現代アートが一般化しないで特殊化している日本

この頃こちらでよく使う語に、一般化と特殊化があります。たとえば、日本でよく話題になった現代アートフェスティバルです。過疎の地方で、アートを核としたまちづくりイベント。テレビやラジオのトレンド特集ニュースになり、現代アートが街を復興する推進力となる話題でした。

しかし冷静に考えると、ニュースの文脈は地方都市の衰退と、対する東京一極集中です。人類史上最大の都市圏トーキョーにヒト・モノ・カネを集結させる政策で、当然の成り行きでさびれゆく地方郡部が生じ、奥の手として現代アートとタッグを組んだ印象です。現代アートのUターン?。

これを特殊化と呼ぶ根拠は、日本国内で現代美術は今も特別ゲスト扱いされ、たとえば1960年代の「読売アンデパンダン展」から地位が上がっていない点です。現代アートが最近になって台頭してきたみたいなマスコミ扱いですが、半世紀前の現代美術の方が盛り上がっていました。

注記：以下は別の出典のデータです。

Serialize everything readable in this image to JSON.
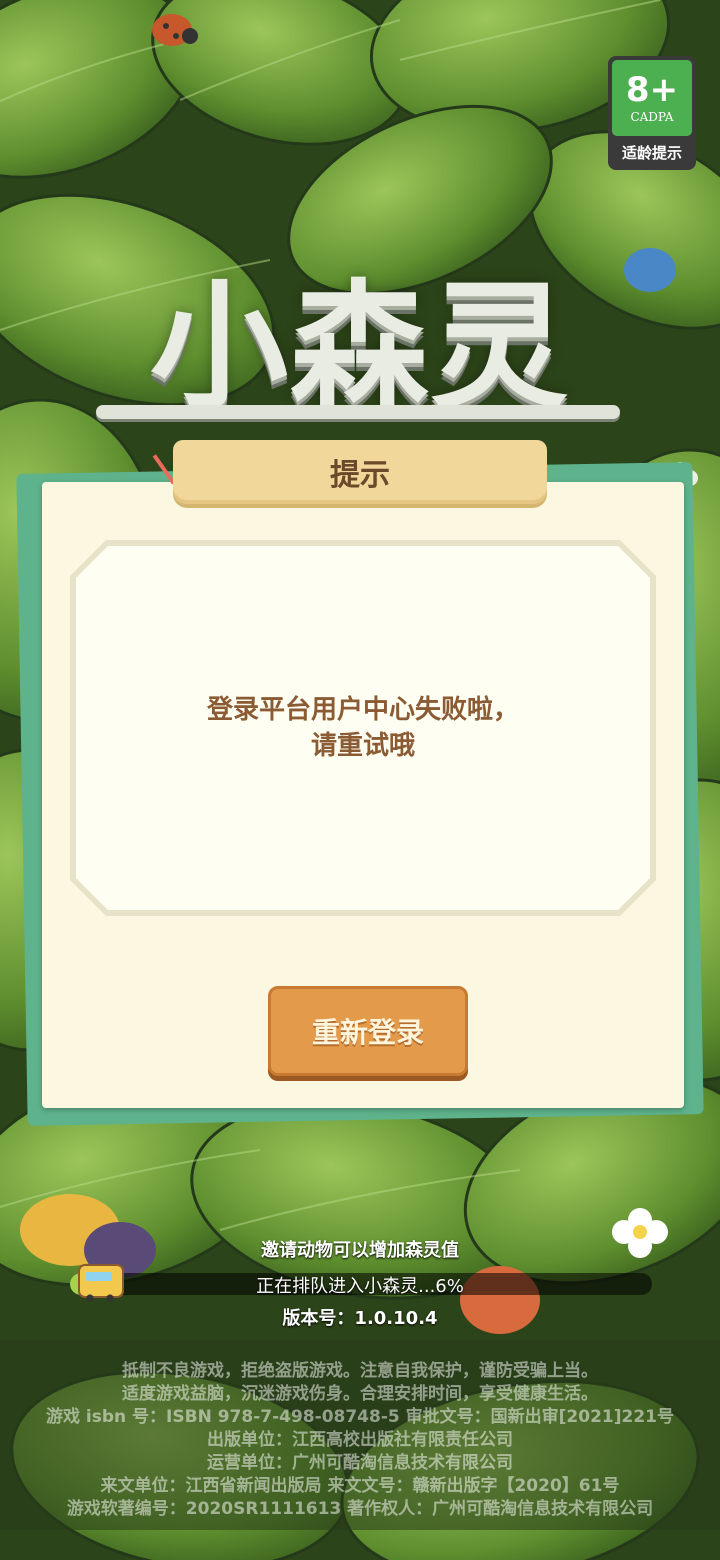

現代アートは欧米では一般化していて、日本では特殊化しています。日本では日々の暮らしの中に現代アートはなく、あくまでもスペシャルイベントでの出番です。家庭などの身辺に現代作品は見当たらず、遠くへ出向いて出会える棲み分けです。要は、珍しい出し物という地位のままなのです。

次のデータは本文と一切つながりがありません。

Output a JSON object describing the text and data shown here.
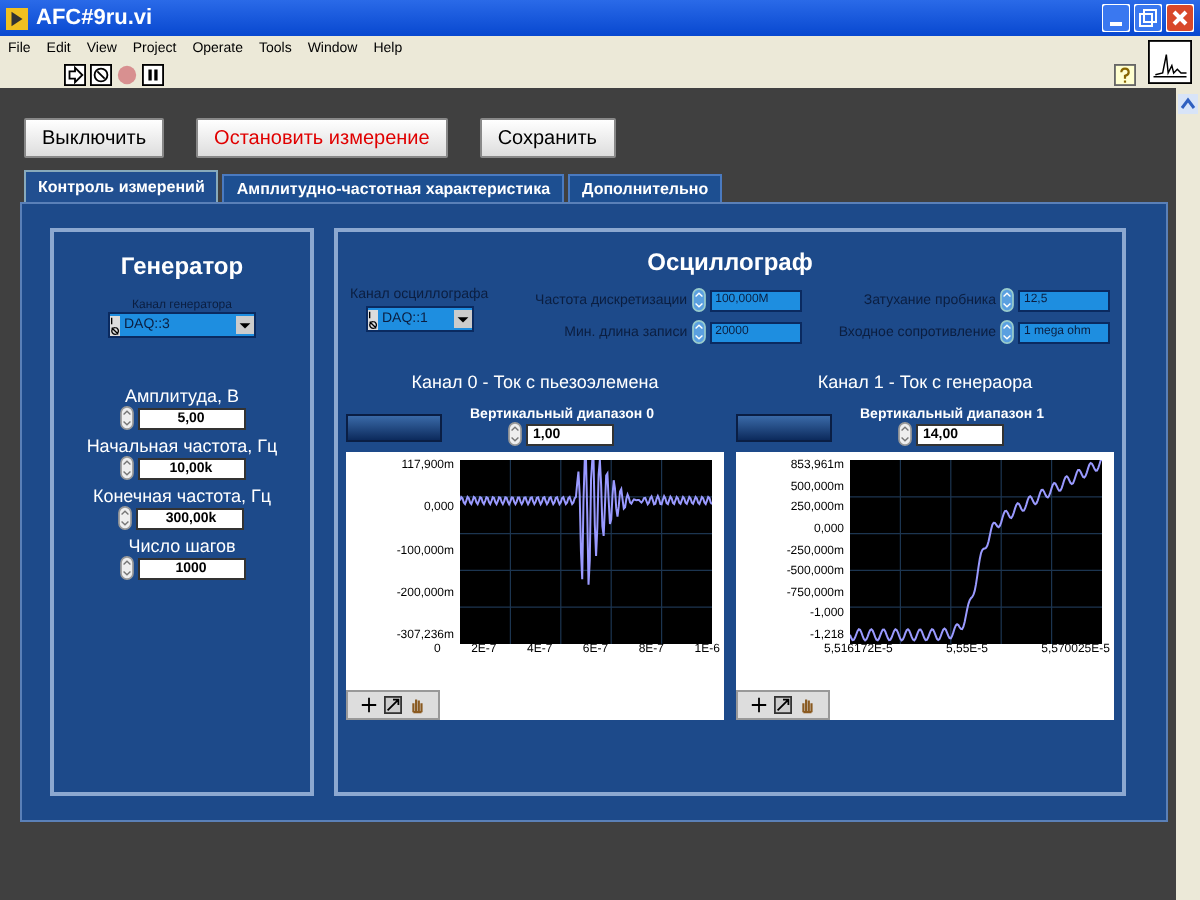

街づくりにアートを使った行政と民間イベントは、実はバブルより前の1980年代に大流行しました。雑誌『ブルータス』の頃。鉄道駅前に銅像やステンレス彫刻をどんどん置いた、いわゆる「彫刻のあるまちづくり」もその一環でした。後に彫刻は撤去され、今は減っていますが。

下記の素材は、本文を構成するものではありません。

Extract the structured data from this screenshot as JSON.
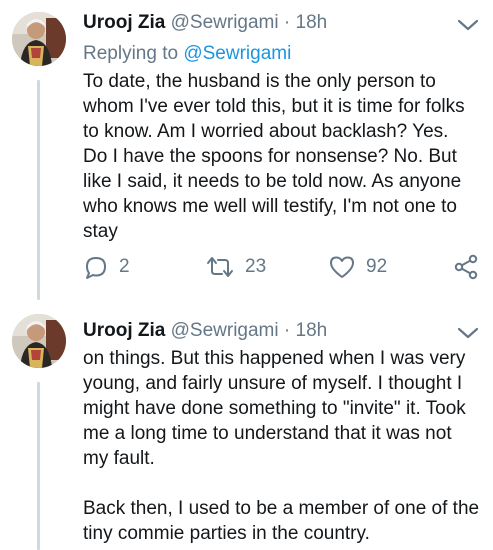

最近の現代アートが過疎の町へ集まるのは、その昔アートの街づくり推進に関わった者からみて、「実を結ばずまたスタートに戻っている」という話です。現代美術は、昔も今もニューカマーのまま。あの頃より都落ちして、地方へ追いやられたみたい。これが特殊化です。ドイツでは現代アートは都市の日常に溶け込み、田舎に隔離されないのに。